Reprodução de “Monteiro Lobato - Furacão da Botocúndia”, de  Carmem Lucia  de Azevedo, Marcia Camargos e Vladimir Sacchetta (Editora Senac, 1997) (Foto: Reprodução) Como consequência, a pesquisadora considera que é necessário pensar qual tipo de leitura está mais presente, atualmente, entre o público infanto-juvenil. Segundo Raquel, talvez não seja aquela leitura que a escola coloca como obrigatória. “Ao contrário disso, vemos muitos jovens lendo séries inteiras como, por exemplo, Harry Potter, que são obras grandes”, observou. O que precisa ser repensado, segundo ela, é qual o papel da escola enquanto mediadora de leitura, uma vez que ela tem uma importância fundamental a partir do fato de que muitos leitores só terão contato com o livro no ambiente escolar. “Muitos alunos vêm de famílias que não têm a prática de leitura instituída por questões sócio-culturais. Muitas vezes, eles não têm renda suficiente para comprar livros e a escola, desse ponto de vista, é importantíssima porque é o lugar no qual as crianças terão a oportunidade de ter contato com o material impresso”, disse.

Para Raquel, a forma impositiva com que a escola vem lidando com esse papel de mediadora talvez seja a responsável pelo afastamento do leitor do gosto pela leitura. Sob esse ponto de vista, avaliou a pesquisadora, é necessário que a escola trabalhe com esse conceito e pense como colocar essa “nova” leitura dentro dos seus domínios. “A partir do momento em que a leitura torna-se obrigação, também se torna chata e afasta o interesse pelo livro”, ressaltou.

Tipologia
A percepção de que existe de fato um tipo específico de carta de leitor a autor, no âmbito dos estudos de correspondência, é algo que não está restrito a um período. Para Raquel, o ano de 1761, quando Jean-Jacques Rousseau publica o romance epistolar Nova Heloísa, marca o primeiro grande período de leitores se correspondendo com um autor. “Trata-se de um romance que angariou um público leitor muito assíduo. Embora seja historicamente bem distante do meu foco de pesquisa, é interessante observar que as cartas desses leitores guardam muitas semelhanças com os acervos com que trabalhei”, comparou. Existe sempre, segundo a pesquisadora, a questão de agradar ao autor por meio de uma série de elogios em relação à obra. Ademais, o teor das cartas é o de sempre conversar sobre a obra, denotando uma intenção de querer partilhar a leitura individual com o autor.

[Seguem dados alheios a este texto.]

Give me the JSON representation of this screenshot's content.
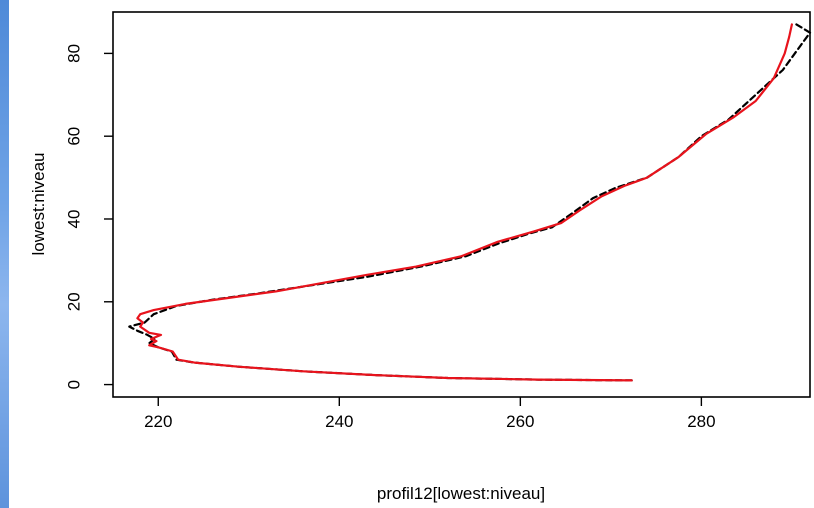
{
  "chart_data": {
    "type": "line",
    "title": "",
    "xlabel": "profil12[lowest:niveau]",
    "ylabel": "lowest:niveau",
    "xlim": [
      215,
      292
    ],
    "ylim": [
      -3,
      90
    ],
    "xticks": [
      220,
      240,
      260,
      280
    ],
    "yticks": [
      0,
      20,
      40,
      60,
      80
    ],
    "grid": false,
    "legend": "none",
    "series": [
      {
        "color": "#000000",
        "style": "dashed",
        "points": [
          [
            272.3,
            1
          ],
          [
            262,
            1.2
          ],
          [
            252,
            1.6
          ],
          [
            244,
            2.3
          ],
          [
            236,
            3.2
          ],
          [
            229,
            4.3
          ],
          [
            224,
            5.3
          ],
          [
            222,
            6
          ],
          [
            221.5,
            8
          ],
          [
            220,
            9
          ],
          [
            219,
            10
          ],
          [
            219.6,
            11
          ],
          [
            218.8,
            12
          ],
          [
            217.7,
            13
          ],
          [
            216.8,
            14
          ],
          [
            218.5,
            15
          ],
          [
            219.5,
            17
          ],
          [
            222,
            19
          ],
          [
            226,
            20.5
          ],
          [
            231,
            22
          ],
          [
            237,
            24
          ],
          [
            243,
            26
          ],
          [
            249,
            28.5
          ],
          [
            254,
            31
          ],
          [
            257.5,
            34
          ],
          [
            261,
            36.5
          ],
          [
            263.5,
            38
          ],
          [
            265.5,
            41
          ],
          [
            268,
            45
          ],
          [
            270.5,
            47.5
          ],
          [
            274,
            50
          ],
          [
            277.5,
            55
          ],
          [
            280,
            60
          ],
          [
            283,
            64
          ],
          [
            286,
            70
          ],
          [
            289,
            76
          ],
          [
            291,
            82
          ],
          [
            292,
            85
          ],
          [
            290.5,
            87
          ]
        ]
      },
      {
        "color": "#e8131c",
        "style": "solid",
        "points": [
          [
            272.3,
            1
          ],
          [
            262,
            1.2
          ],
          [
            252,
            1.6
          ],
          [
            244,
            2.3
          ],
          [
            236,
            3.2
          ],
          [
            229,
            4.3
          ],
          [
            224,
            5.3
          ],
          [
            222.2,
            6
          ],
          [
            221.6,
            8
          ],
          [
            220,
            9
          ],
          [
            219,
            9.5
          ],
          [
            219.8,
            10.5
          ],
          [
            219.2,
            11
          ],
          [
            220.3,
            12
          ],
          [
            219,
            12.5
          ],
          [
            218,
            14
          ],
          [
            218.3,
            15
          ],
          [
            217.7,
            16
          ],
          [
            218,
            17
          ],
          [
            219.5,
            18
          ],
          [
            223,
            19.5
          ],
          [
            228,
            21
          ],
          [
            233,
            22.5
          ],
          [
            238,
            24.5
          ],
          [
            243,
            26.5
          ],
          [
            248.5,
            28.5
          ],
          [
            253.5,
            31
          ],
          [
            257.5,
            34.5
          ],
          [
            261.5,
            37
          ],
          [
            264.5,
            39
          ],
          [
            266.5,
            42
          ],
          [
            269,
            45.5
          ],
          [
            271.5,
            48
          ],
          [
            274,
            50
          ],
          [
            277.5,
            55
          ],
          [
            280.5,
            60.5
          ],
          [
            283.5,
            64.5
          ],
          [
            286,
            68.5
          ],
          [
            288,
            74
          ],
          [
            289.2,
            80
          ],
          [
            289.7,
            84
          ],
          [
            290,
            87
          ]
        ]
      }
    ]
  }
}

A pesquisadora explica que essa é uma forma não só de ver como está a recepção da obra por aqueles que de fato a consomem, mas também de repensar a própria escrita. Em Lobato, isso é constatado de forma evidente, uma vez que leitores que se correspondiam assiduamente acabam, de certa forma, entrando no universo ficcional de sua obra. No livro O Picapau Amarelo (1939) vê-se um exemplo muito claro desse aspecto, quando um grupo de crianças vai visitar o Sítio, em determinado momento da narrativa. Embora possa parecer, à primeira vista, que Lobato tenha inventado os nomes de todas aquelas crianças, trata-se na verdade de leitores de “carne e osso”, com os quais ele se correspondia com certa assiduidade.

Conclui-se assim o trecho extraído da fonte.